Geçtiğimiz günlerde Hazine ve Maliye Bakanı Sayın Lütfü Elvan, TSB’nin Genel Kurulu’na bir video ile katıldı. Sektöre güven ve cesaret veren söylemleri oldu. Ben de sektörü takip eden bir gazeteci olarak Sayın Bakanın ilgisinden mutlu oldum. Fakat sigorta ile ilgili konuştukça konu hep BES sistemine geliyor. Bireysel Emeklilik Sistemi, yarattığı fon nedeniyle her dönem Devleti yönetenlerin odak noktası oldu.
Devletin bu sisteme dünyada eşi olmayan bir katkısı da var.

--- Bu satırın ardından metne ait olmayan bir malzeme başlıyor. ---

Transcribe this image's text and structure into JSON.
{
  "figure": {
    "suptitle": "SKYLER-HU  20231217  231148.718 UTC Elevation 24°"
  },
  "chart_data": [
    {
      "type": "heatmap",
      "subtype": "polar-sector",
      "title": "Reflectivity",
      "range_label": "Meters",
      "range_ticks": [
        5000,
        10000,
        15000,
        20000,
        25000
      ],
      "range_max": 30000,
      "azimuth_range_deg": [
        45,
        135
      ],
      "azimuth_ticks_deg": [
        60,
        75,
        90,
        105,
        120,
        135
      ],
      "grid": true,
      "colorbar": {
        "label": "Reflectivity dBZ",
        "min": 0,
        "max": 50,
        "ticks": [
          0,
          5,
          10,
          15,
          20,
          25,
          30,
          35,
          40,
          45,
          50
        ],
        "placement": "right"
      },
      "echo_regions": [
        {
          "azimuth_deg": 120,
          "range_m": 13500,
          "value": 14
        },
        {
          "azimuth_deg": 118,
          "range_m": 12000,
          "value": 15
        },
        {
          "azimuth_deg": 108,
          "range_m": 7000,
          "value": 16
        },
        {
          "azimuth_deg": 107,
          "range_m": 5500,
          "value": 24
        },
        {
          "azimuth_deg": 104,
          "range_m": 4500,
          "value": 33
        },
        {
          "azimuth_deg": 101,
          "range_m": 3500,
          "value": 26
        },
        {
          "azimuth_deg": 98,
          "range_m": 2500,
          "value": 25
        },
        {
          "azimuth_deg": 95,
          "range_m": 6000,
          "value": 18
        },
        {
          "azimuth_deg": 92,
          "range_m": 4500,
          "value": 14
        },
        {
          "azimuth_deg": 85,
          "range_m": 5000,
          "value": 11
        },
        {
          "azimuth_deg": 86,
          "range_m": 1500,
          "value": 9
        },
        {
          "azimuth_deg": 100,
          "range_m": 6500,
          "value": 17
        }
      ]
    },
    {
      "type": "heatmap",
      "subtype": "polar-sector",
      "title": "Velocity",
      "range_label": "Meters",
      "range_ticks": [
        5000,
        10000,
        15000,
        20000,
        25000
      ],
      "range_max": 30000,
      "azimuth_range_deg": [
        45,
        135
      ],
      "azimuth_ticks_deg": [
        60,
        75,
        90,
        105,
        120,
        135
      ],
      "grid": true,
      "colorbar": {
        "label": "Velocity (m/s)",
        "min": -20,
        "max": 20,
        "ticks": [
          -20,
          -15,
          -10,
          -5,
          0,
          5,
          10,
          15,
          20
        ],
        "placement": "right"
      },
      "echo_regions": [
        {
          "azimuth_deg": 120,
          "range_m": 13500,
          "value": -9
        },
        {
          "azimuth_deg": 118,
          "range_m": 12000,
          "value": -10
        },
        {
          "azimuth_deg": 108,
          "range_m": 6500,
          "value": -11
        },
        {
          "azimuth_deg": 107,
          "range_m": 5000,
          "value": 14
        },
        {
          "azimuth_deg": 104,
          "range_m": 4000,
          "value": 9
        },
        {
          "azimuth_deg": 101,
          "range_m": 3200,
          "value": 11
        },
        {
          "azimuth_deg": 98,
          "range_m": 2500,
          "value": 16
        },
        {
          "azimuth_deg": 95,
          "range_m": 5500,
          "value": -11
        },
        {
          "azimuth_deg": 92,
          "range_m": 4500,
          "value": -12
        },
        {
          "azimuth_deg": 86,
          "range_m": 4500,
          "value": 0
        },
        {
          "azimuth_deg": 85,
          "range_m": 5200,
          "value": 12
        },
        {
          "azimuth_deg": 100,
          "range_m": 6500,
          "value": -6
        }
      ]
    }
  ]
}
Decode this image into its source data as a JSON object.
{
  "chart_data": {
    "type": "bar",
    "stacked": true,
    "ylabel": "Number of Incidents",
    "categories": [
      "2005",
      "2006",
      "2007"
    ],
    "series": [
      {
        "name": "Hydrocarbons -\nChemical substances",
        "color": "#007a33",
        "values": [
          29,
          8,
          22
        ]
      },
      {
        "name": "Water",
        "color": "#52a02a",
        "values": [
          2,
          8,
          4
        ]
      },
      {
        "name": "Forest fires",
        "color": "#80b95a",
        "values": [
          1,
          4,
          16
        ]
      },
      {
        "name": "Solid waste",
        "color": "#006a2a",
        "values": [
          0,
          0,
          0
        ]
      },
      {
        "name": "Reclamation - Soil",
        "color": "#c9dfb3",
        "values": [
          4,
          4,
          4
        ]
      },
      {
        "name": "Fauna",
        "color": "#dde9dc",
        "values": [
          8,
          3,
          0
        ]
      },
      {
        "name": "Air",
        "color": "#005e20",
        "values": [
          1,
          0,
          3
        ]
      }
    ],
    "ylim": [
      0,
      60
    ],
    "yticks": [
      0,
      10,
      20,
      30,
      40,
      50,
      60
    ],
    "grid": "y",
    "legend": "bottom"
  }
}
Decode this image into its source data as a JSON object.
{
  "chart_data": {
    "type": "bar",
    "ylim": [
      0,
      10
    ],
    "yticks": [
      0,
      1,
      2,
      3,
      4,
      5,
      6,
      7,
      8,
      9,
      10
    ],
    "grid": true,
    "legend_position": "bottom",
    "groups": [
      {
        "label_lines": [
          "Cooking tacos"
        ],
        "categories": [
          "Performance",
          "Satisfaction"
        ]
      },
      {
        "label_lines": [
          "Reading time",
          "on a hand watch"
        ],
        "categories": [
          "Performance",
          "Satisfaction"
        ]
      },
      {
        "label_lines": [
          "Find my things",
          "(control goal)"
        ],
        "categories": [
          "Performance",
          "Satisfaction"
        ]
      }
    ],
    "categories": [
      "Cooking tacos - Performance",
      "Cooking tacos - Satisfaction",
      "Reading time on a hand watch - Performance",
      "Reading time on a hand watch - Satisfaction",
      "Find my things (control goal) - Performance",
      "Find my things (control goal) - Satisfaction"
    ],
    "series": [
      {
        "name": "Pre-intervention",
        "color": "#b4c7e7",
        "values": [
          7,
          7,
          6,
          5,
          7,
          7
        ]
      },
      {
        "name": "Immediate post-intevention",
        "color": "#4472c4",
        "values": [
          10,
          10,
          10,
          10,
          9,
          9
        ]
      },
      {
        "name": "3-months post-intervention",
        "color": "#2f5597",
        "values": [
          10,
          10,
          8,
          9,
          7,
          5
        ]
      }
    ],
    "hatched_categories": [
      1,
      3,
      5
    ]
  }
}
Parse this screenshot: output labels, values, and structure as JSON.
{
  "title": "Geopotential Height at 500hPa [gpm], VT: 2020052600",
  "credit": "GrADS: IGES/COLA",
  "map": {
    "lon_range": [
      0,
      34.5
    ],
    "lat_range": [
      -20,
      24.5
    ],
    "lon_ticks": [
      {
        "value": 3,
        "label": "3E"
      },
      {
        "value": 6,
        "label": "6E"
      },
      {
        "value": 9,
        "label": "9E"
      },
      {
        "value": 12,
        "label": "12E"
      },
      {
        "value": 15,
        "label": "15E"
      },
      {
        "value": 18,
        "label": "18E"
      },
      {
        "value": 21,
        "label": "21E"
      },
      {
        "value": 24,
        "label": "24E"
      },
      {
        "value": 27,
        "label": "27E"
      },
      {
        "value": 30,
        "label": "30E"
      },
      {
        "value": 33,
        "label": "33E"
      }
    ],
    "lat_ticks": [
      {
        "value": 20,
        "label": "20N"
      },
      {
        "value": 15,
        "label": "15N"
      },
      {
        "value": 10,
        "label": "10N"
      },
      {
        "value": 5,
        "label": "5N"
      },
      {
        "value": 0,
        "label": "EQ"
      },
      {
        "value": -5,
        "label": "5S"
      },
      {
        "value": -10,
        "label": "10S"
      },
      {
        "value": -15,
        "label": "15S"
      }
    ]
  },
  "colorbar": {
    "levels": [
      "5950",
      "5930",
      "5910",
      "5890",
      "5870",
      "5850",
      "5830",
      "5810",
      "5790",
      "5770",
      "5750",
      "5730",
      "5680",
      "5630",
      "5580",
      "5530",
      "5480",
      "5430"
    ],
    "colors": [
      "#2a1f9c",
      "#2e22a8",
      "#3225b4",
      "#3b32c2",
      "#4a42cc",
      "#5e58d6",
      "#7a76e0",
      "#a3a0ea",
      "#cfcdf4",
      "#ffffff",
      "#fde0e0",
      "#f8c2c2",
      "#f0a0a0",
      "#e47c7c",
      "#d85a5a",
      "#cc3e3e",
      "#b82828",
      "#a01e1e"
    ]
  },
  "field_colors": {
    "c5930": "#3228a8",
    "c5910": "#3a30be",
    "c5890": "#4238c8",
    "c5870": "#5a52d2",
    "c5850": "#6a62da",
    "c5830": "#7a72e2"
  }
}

Sonrasında ekonomik çalkantılarda reel sektör için önemli olan Alacak Sigortası, Kefalet Sigortası, Bina Tamamlama Sigortası ve çiftçilerimizin güvencesi Tarım Sigortaları gibi konular var. Ve tabii ki DASK var.
SEKTÖRÜN TANITIMA İHTİYACI VAR
Hazine ve Maliye Bakanı Sayın Lütfü Elvan konuşmasında, “Tanıtıma önem verin, sigorta bilincini toplumda yaygınlaştırmaya çalışın” mesajıyla tamamladı. Sigorta şirketleri olabildiğince bu konuda çaba sarf ediyor. Bu benim görüşüm. Daha fazlası olur mu? Elbet olur. Bu konuda bir çaba da var.
Sayın Bakanımız ve yardımcıları, deprem, fırtına, sel, yangın sonrası basına verdikleri demeçleri arasında vatandaşlara, “Devletimiz tüm mağdurların yanında olacak” kısmına ek olarak; “Devlet olarak imkânlarımız kısıtlı, sizler aynı zamanda özel sigortalar ile ilgili güvencenizi oluşturun” dese çok daha iyi bir bilinçlendirme olmaz mı?
Diyeceksiniz ki, “Vatandaş bu ekonomik sıkıntılarla uğraşırken nasıl sigorta yaptırsın?” Sigorta ile güvence oluşturmak hiç pahalı değil, ama bu tür mesajlarla yaygınlaştırıldıkça da primlerin çok düşeceğini ayrıca belirtmek isterim.